1. Announce your resignation professionally
Be very professional and tactful in announcing your resignation and make sure you go through the proper channels of command resigning to your immediate boss first and then announcing your departure to your peers and colleagues. Do not let word of your intention to depart filter through the grapevine before you have announced your intentions to your boss.
2. Give sufficient notice
Consult your company’s policies and procedures for the proper notice period and make sure you give sufficient notice. If the company asks you to stay a little longer you are under no obligation to but if you have no other pressing priorities it may be a good idea to prolong your stay as a gesture of goodwill to ease the transition and complete any unfinished tasks.
3. Write a letter of resignation
Always follow your verbal resignation with a written resignation letter. Make this short, tactful, professional and to the point. Your resignation letter should be sued as an added opportunity to maintain a positive rapport with your old employer; it should not be sued as an opportunity to voice grievances or vent any bad feelings you have towards the company.
4. Ask for a reference letter
You don’t want to wait till you need a reference to ask for one as people you work with leave and in time you may lose track of them and the stellar work you did for them may be forgotten. Use your resignation time while you are still fresh in the company’s mind to ask for all the references you need so you have them in hand when you do need them.
5. Offer to help find a replacement
One gesture of good will is to offer to help find a replacement for yourself. This is usually very well-received as no one knows the intricacies of your job better than you do and you are likely to have more time to devote to the task than anyone else.
6. Do a proper hand-over
Make sure your work is well-documented, all outstanding tasks and projects are assigned to the relevant parties and you have done all you can to ease the transition. Make your handover documentation as informative, detailed and polished as possible so you look good to your successor, bosses and peers well after your departure.

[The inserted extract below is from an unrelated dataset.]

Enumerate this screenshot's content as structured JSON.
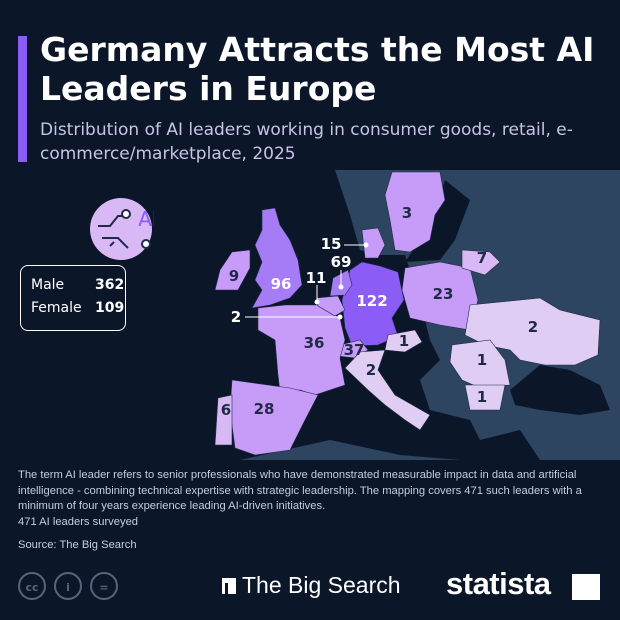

7. Finish important projects
Don’t leave any loose strings. Make sure all important projects are completed or reassigned. You will be remembered positively if you have allowed for a smooth, professional and effortless transition. If you have no immediate next job or assignment that awaits you, offer to stay longer until that important deal or project is closed. Even if you must rush off to your next job after the notice period, you can choose to offer to be available by phone or email or during weekends for a little while after your departure to ease the transition if the company needs you.
8. Don’t bad-mouth the company
Make sure you leave on good terms and do not burn any bridges. You may well end up working with the same team in some capacity or other in the future or needing their reference so do not take your resignation as an opportunity to bad-mouth bosses or colleagues no matter what you really think of them.
9. Don’t leave your office in a mess
Clear your office, computer and files before you depart and leave nothing personal behind. Make sure your files are in order and your office, desk and drawers are clean, orderly and ready to be handed over to your successor. If you are not a very organized person by nature, make an extra effort to leave your house in order before you depart so as to leave a positive lasting impression.
10. Do say good-bye to your colleagues
Don’t leave abruptly – make sure you say your friendly goodbyes to all the people you have shared your days with. Emphasize the positive when you bid your farewells and do not use this as an opportunity to boast about your new pay packet or dig up old grievances or traumas. Leave your peers your contact details so they can choose to stay in touch with you in the future.